Gli eventi si ri-posizionano in un prima e in un poi; e il futuro riprende allora il suo posto accanto alla successione degli accadimenti passati e presenti. La rimemorazione improvvisa del passato, proprio nella sua sincronica correlazione al presente, serve infine a misurare la distanza e la differenziazione degli eventi fra loro, il loro trascorrere e trasmutare, il loro provenire da un passato e attraversare il presente verso un futuro, di cui non si possono certo prevedere i singoli e specifici accadimenti, ma senza dubbio invece il corrompimento finale, la decadenza decisiva: la morte (pur sempre individuale). Ne “La Recherche”, il “tempo ritrovato” mi sembra proprio questo. Sembrava esserci sincronia, intersecazione tra passato (ricordato improvvisamente dalla memoria inconscia) e presente (le sensazioni della madeleine e del the, gusto e profumo ecc.); invece si ritrova il tempo nella diacronia dei suoi diversi periodi.

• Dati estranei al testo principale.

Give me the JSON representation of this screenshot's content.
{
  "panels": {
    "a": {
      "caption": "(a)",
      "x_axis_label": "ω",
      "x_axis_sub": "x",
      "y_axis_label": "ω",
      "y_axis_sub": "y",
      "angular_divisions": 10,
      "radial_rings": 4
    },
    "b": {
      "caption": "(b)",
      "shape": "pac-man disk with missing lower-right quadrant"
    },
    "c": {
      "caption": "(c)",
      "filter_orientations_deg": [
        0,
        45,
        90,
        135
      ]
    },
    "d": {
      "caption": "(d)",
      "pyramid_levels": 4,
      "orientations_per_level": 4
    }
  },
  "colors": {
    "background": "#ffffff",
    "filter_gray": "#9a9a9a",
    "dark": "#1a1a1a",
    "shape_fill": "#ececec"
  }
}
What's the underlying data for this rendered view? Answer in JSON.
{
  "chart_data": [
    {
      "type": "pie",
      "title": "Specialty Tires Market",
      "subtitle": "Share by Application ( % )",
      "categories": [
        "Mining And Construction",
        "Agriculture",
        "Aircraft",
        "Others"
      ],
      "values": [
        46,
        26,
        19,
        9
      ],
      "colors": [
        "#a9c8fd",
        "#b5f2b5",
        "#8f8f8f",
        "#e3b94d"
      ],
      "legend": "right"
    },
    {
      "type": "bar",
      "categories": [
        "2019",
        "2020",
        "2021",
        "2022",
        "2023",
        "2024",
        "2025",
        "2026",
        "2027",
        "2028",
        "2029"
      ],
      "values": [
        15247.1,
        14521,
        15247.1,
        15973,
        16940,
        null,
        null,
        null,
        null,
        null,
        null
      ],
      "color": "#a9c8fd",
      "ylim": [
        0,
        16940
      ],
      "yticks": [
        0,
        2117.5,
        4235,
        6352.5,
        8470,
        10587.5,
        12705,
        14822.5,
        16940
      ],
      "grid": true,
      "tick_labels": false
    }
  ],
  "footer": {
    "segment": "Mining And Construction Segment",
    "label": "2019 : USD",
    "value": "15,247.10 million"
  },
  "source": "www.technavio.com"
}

Secondo me, questo avviene di fatto sempre. Il primo impeto di gioia all’irrompere improvviso e brusco del passato, il senso di stordimento provocato dalla sorpresa del suo presentarsi come allora, sfuma in genere abbastanza presto e sopraggiunge una ben diversa acquisizione: la ruota del tempo corre inesorabilmente in avanti, la durata reale (non quella astratta, delle ore, minuti, ecc.) direziona i fenomeni vitali verso la fine, ed esige perciò dall’individuo una scelta tempestiva per la sua vita. Logicamente, le scelte sono strettamente individuali; ciononostante, credo che ognuno debba direzionare i suoi sforzi nel posizionarsi in modo responsabile – e secondo le sue particolari attitudini, sfruttando l’intelligenza di cui è in possesso (grande o piccola, non importa) – per assolvere quei compiti alla portata delle sue capacità non nulle.
Questo mi sembra essere l’insegnamento più generale. Ognuno, al suo proprio livello, secondo le sue prerogative e possibilità, deve prendere atto dell’irreversibilità del tempo reale, del tempo della propria vita; e deve agire di conseguenza senza sprecarlo in continui rinvii, in continue inazioni, senza comportarsi come se gli accadimenti, che il futuro potrebbe riservargli se egli vivesse e agisse, fossero invece un cristallo privo di movimento interno, sempre eguale a se stesso, mancante di quegli eventi che marcano e individuano passato, presente e futuro. Mentre invece la nostra vita reale è proprio caratterizzata non dal semplice trascorrere degli anni, mesi, giorni, ma dal succedersi di passato, presente e futuro in quanto durate reali che sostanziano, articolano, direzionano, fasci di eventi pregni di significazioni singolari e irripetibili.